Lastly, regarding the annotation with Plasma Protein Binding (PPB) Data, this predictor was submitted to the same procedure of completing missing observations with predicted data. For this reason, a prior step of PPB modelling had to be carried out. In order to maximize the achieved predicted power, the PPB data provided by Obach et al was not used and, instead, a larger dataset was used. The PPB dataset deposited in ChEMBL by AstraZeneca was used the single source of data (assay reference CHEMBL3301361) being composed of 1614 compounds. No other data source was added onto this dataset as this was deemed sufficiently large (relative to the scale of the Vss dataset) and doing so reduces the chance of noise that results from inter-laboratory experimentation. The data was modelled using physicochemical descriptors (obtained as explained in section 3.2) and a random forest model (of 200 trees, optimized by 10-fold CV) paired with greedy search pre-processing feature selection. Eighty percent of the data was used for training, and the resulting model yielded a 7.9% mean absolute error in the test set; PPB predictions obtained were used to fill in missing data.

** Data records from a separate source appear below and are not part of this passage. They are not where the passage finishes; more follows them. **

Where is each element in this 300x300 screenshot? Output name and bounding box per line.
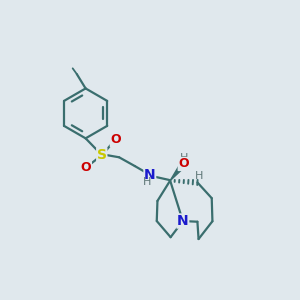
Text: O: O [178, 158, 189, 170]
Polygon shape [170, 162, 186, 181]
Text: O: O [110, 134, 121, 146]
Text: N: N [144, 168, 156, 182]
Text: S: S [97, 148, 107, 162]
Text: N: N [177, 214, 189, 228]
Text: O: O [81, 161, 92, 174]
Text: H: H [180, 152, 189, 163]
Text: H: H [143, 177, 151, 187]
Text: H: H [194, 171, 203, 182]
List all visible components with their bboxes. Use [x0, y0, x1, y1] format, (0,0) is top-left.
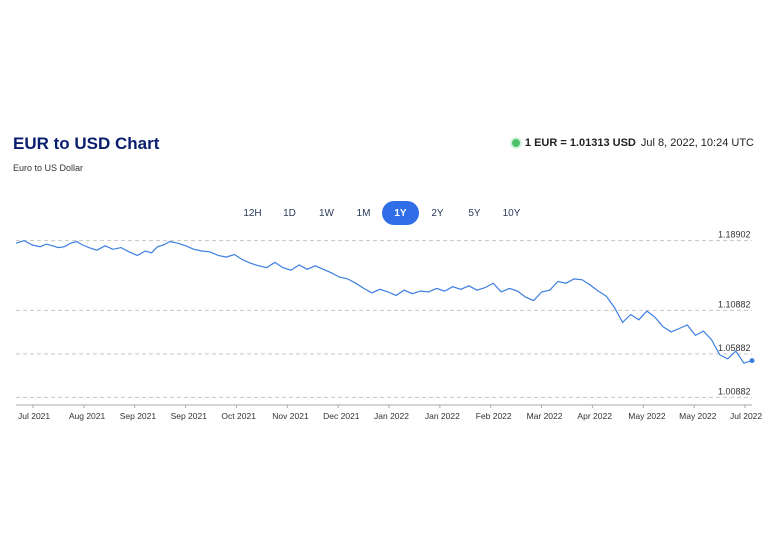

3.2. Molecular Descriptors

All molecular descriptors used as input variables throughout this work were calculated using ACD/labs logD and Molecular Operating Environment (MOE 2013 in chapters 4, 5 and 8; MOE 2015 in chapters 6 and 7). Prior to any calculation, input structures obtained in form of SMILES codes were washed and standardized. As a portion of descriptors calculated in MOE are dependent on the 3D conformation of a compound, all structures were submitted to a minimization protocol beforehand. An initial molecular mechanics minimization was performed (further information on the used method is provided in the Methods section of each experimental chapter), followed by a subsequent refinement with quantum mechanics minimization (using the PM6 method).

No single charge-assignment method was selected over any other, across homologous descriptors, as it has been shown that different charge assignment methods have led to variable success in modelling different datasets in the past (Mittal et al., 2009). This allows a data-driven selection of charge-related molecular descriptors using PEOE vs PM6 methods, as well as various descriptors derived from semi-empirical methods, AM1, PM3 and MNDO.

All invariant or mainly empty descriptors were excluded, as well as repeated and spatial coordinates-dependent descriptors. Descriptors with predictions of activity/response endpoints (such as mutagenicity) were also excluded. pKa and pKb values, calculated for

the most acidic and basic species, were used to calculate the ionized fraction of acid, base and zwitterion at 7.4, as well as the unionized fraction. After this, pKa and pKb were excluded.